To find the baseline for our apps we need to find the maximum throughput, that is, we need to discover the maximum throughput the API can maintain without breaking down. In practice, this means measuring how many requests per minute the system can serve while keeping response times stable and avoiding errors or timeouts. 

For that we’ll do a step load testing (sometimes referred to as ramp-up testing), where we’ll start small our test, then gradually increase concurrent users or request rates until the API reaches its limit. Here’s how to do it step by step:


Step 1: Establish the Initial Response Time

We start by finding the Reference Average Response Time (RART).
  1. In JMeter, create a simple test plan with a single thread.
  2. Run it against the endpoint of your API for 10–15 minutes.
  3. Record the average response time.
This value, 114 ms, becomes the anchor for all following calculations.


Step 2: Calculate the Interval Between Requests

APIs don’t handle random floods well, so we introduce a rhythm using JMeter’s Gaussian Random Timer. It spreads requests apart with a mix of fixed and random delays. The Gaussian Random Timer has two parameters
  • Constant Delay Offset (CDO): Represents the average time between consecutive requests per user.

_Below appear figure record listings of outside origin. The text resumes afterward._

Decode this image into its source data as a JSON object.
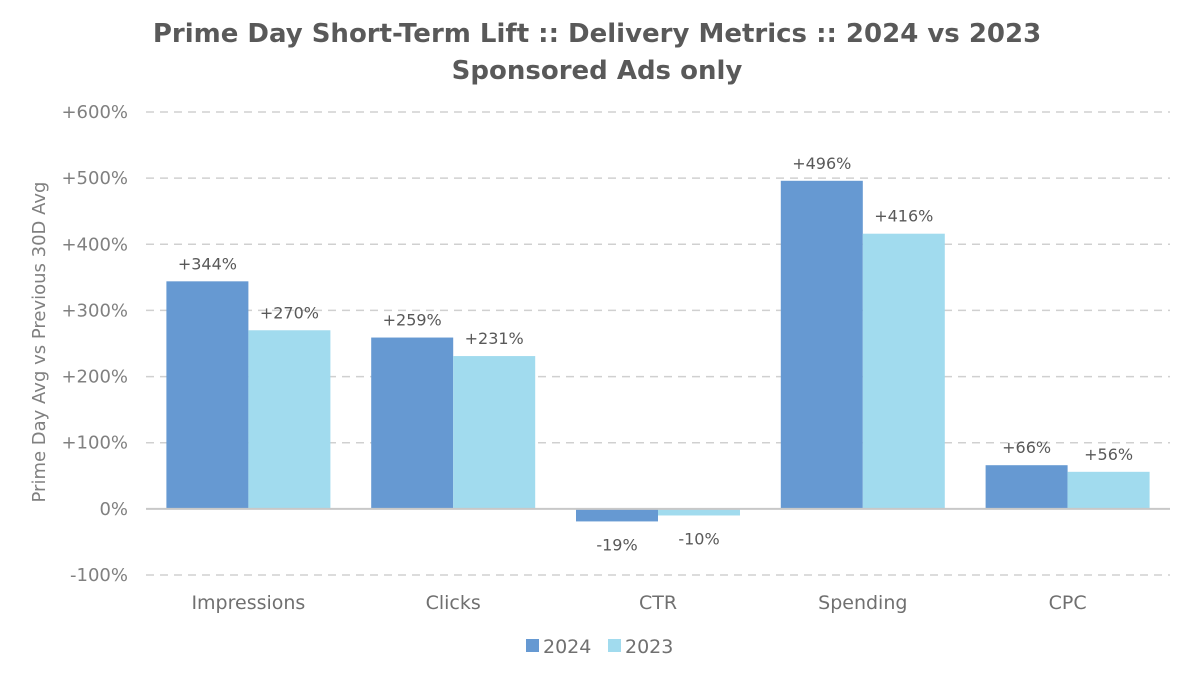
{
  "chart_data": {
    "type": "bar",
    "title": "Prime Day Short-Term Lift :: Delivery Metrics :: 2024 vs 2023",
    "subtitle": "Sponsored Ads only",
    "xlabel": "",
    "ylabel": "Prime Day Avg vs Previous 30D Avg",
    "categories": [
      "Impressions",
      "Clicks",
      "CTR",
      "Spending",
      "CPC"
    ],
    "series": [
      {
        "name": "2024",
        "color": "#6699d2",
        "values": [
          344,
          259,
          -19,
          496,
          66
        ],
        "labels": [
          "+344%",
          "+259%",
          "-19%",
          "+496%",
          "+66%"
        ]
      },
      {
        "name": "2023",
        "color": "#a1dbee",
        "values": [
          270,
          231,
          -10,
          416,
          56
        ],
        "labels": [
          "+270%",
          "+231%",
          "-10%",
          "+416%",
          "+56%"
        ]
      }
    ],
    "ylim": [
      -100,
      600
    ],
    "yticks": [
      600,
      500,
      400,
      300,
      200,
      100,
      0,
      -100
    ],
    "ytick_labels": [
      "+600%",
      "+500%",
      "+400%",
      "+300%",
      "+200%",
      "+100%",
      "0%",
      "-100%"
    ],
    "grid": true,
    "legend_position": "bottom-center"
  }
}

For example If a user normally performs an action every 500ms to 1s, set CDO ≈ 500–1000ms.
  • Deviation: Introduces variability around CDO. It should reflect the natural differences in user behavior. For example, If most users act within ±200ms of the average, set deviation = 200ms.
In our case, we’ll use the RART value calculated in the previous step to calculate the delay between requests and control the throughput of the API. We’ll create a second Thread Group of 10 Threads, to keep the same throughput we’ll calculate the Gaussian Random Timer parameters this way:
  • Constant Delay Offset (CDO) = (RART × Number of Threads) – 10%
  • Deviation = (RART × Number of Threads × 10%) × 2
In our example: RART = 114 ms and we test with 10 threads:
  • CDO = (114 *10) - (114*10*0.10) = 1,140 - 114 = 1,026 ms
  • Deviation = (114*10*0.10)*2 = 114*2 = 228 ms
This keeps throughput stable while letting us increase user load.


Step 3: Simulate Higher Loads

Create new Thread Groups in JMeter with 50, 100, 200 or more users. For our app, we’ll create thread groups with an increment of 50 threads per step and we’ll run each step for 5 minutes. We’ll apply the same CDO and Deviation. Do not recalculate them—this way the throughput naturally rises as we add more users.



Step 4: Execute and Monitor Resources

Run the test plans. While they run, monitor your API in Runtime Manager. Watch for:
  • CPU or memory pinned at 100%
  • Rising response times
  • Increasing error rates
  • Downstream systems failing under load
  • Thread contention - the number of threads increases until it reaches a limit and remains flat
These are early signs of hitting the ceiling.


Step 5: Narrow the Range

Once you see failures, zoom in. For example, if errors appear between 30 and 40 users, test smaller steps (32, 34, 36). This helps you pinpoint the exact maximum throughput.


Step 6: Capture the Baseline

Take the last stable run—the point where throughput was maximized, response time was within your acceptable standards and errors were minimal. That is your performance baseline.


Step 7: Repeat for Other Operations

Remember: one API operation may handle load differently from another. Test each important method + resource combination. Group similar operations (for example, Commands vs Queries) to create meaningful SLA tiers.

Summary

Establishing a performance baseline is not optional. It is the foundation for stability, fairness, and trust in our APIs. By using JMeter with MuleSoft monitoring, we can measure limits, avoid outages, and design policies that scale safely with demand.
We should make this a habit: baseline every critical API, document the results, and revisit them as our systems evolve. In doing so, we build resilient platforms that our teams and consumers can rely on.